The Trainer (PyTorch Lightning) drives execution. It handles device placement, logging, checkpointing, and distributed training.

from lightning import Trainer

trainer = Trainer(max_epochs=10, log_every_n_steps=10)
trainer.fit(routine, datamodule=data_module)
trainer.test(routine, datamodule=data_module)
# trainer.predict(routine, datamodule=data_module)

Together: DataModule provides dataloaders; Routine runs optimization and evaluation; Trainer orchestrates the loop.

Putting everything together in code#

Below is a minimal hands on example showing how the pieces fit together.

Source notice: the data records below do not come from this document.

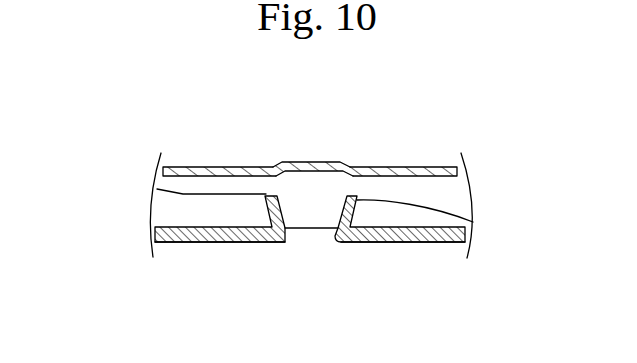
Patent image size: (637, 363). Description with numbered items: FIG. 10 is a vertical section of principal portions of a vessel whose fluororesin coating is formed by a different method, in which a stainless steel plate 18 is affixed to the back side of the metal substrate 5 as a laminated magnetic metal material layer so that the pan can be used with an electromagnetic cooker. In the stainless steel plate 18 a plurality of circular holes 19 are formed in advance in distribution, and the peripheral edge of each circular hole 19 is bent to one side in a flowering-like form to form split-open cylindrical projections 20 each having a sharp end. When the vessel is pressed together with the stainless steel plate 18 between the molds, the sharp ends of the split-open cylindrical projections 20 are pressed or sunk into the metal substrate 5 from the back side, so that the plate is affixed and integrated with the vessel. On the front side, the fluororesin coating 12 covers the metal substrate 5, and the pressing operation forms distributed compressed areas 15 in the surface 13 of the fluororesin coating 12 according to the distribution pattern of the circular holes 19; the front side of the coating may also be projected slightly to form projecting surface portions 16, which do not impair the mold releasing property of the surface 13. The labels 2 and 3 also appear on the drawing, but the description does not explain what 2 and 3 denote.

The upper casing part 2 is at (227, 128).
The lower casing part 3 is at (300, 250).
The metal substrate 5 is at (178, 208).
The fluororesin coating 12 is at (437, 170).
The surface of the fluororesin coating 13 is at (184, 167).
The compressed area 15 is at (308, 162).
The projecting surface portion 16 is at (365, 155).
The stainless steel plate 18 is at (187, 243).
The circular hole 19 is at (308, 228).
The split-open cylindrical projection 20 is at (181, 194).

from functools import partial

import torch
from lightning import Trainer
from torch_geometric.loader import DataLoader

from chemtorch.components.data_pipeline import (
    ColumnFilterAndRename,
    RatioSplitter,
    SimpleDataPipeline,
    SingleCSVSource,
)
from chemtorch.components.layer import LayerStack
from chemtorch.components.layer.gnn_layer import (
    DMPNNBlock,
    DMPNNConv,
    DMPNNStack,
    EdgeToNodeEmbedding,
)
from chemtorch.components.model.gnn import DirectedEdgeEncoder, GNN, GlobalPool
from chemtorch.components.representation.graph import CGR
from chemtorch.core import DataModule, RegressionRoutine

# 1) Data pipeline
pipeline = SimpleDataPipeline(
    data_source=SingleCSVSource(data_path="data.csv"),
    column_mapper=ColumnFilterAndRename(smiles="rxn_smiles", label="barrier"),
    data_splitter=RatioSplitter(train_ratio=0.8, val_ratio=0.1, test_ratio=0.1),
)

# 2) Representation (CGR)
representation = CGR(
    atom_featurizer=...,   # compose your atom featurizers
    bond_featurizer=...,   # compose your bond featurizers
)

# 3) DataModule (wires pipeline + representation + optional transforms/augmentations)
dataloader_factory = partial(DataLoader, batch_size=64)
data_module = DataModule(
    data_pipeline=pipeline,
    representation=representation,
    dataloader_factory=dataloader_factory,
    transform=None,
    augmentations=None,
)

# 4) Model (GNN with D-MPNN stack)
num_node_features = 88  # match your representation
num_edge_features = 22  # match your representation
hidden_channels = 256

def make_dmpnn_block():
    return DMPNNBlock(
        graph_conv=DMPNNConv(
            in_channels=hidden_channels,
            out_channels=hidden_channels,
        ),
        hidden_channels=hidden_channels,
        residual=True,
        ffn=True,
    )

model = GNN(
    encoder=DirectedEdgeEncoder(
        in_channels=num_node_features + num_edge_features,
        out_channels=hidden_channels,
    ),
    layer_stack=DMPNNStack(
        dmpnn_blocks=LayerStack(layer=make_dmpnn_block, depth=4),
        edge_to_node_embedding=EdgeToNodeEmbedding(
            embedding_size=hidden_channels,
            num_node_features=num_node_features,
        ),
    ),
    pool=GlobalPool(aggr="mean"),
    head=torch.nn.Linear(hidden_channels, 1),
)

# 5) Routine (wraps model with training logic)
routine = RegressionRoutine(
    model=model,
    loss=torch.nn.MSELoss(),
    optimizer=lambda params: torch.optim.Adam(params, lr=1e-3),
    lr_scheduler=lambda opt: torch.optim.lr_scheduler.StepLR(opt, step_size=10),
    metrics=None,
)

# 6) Trainer (executes)
trainer = Trainer(max_epochs=10, log_every_n_steps=10)
trainer.fit(routine, datamodule=data_module)
trainer.test(routine, datamodule=data_module)
# trainer.predict(routine, datamodule=data_module)

This is very close to what ChemTorch actually does under the hood (ignoring all other software features for a second).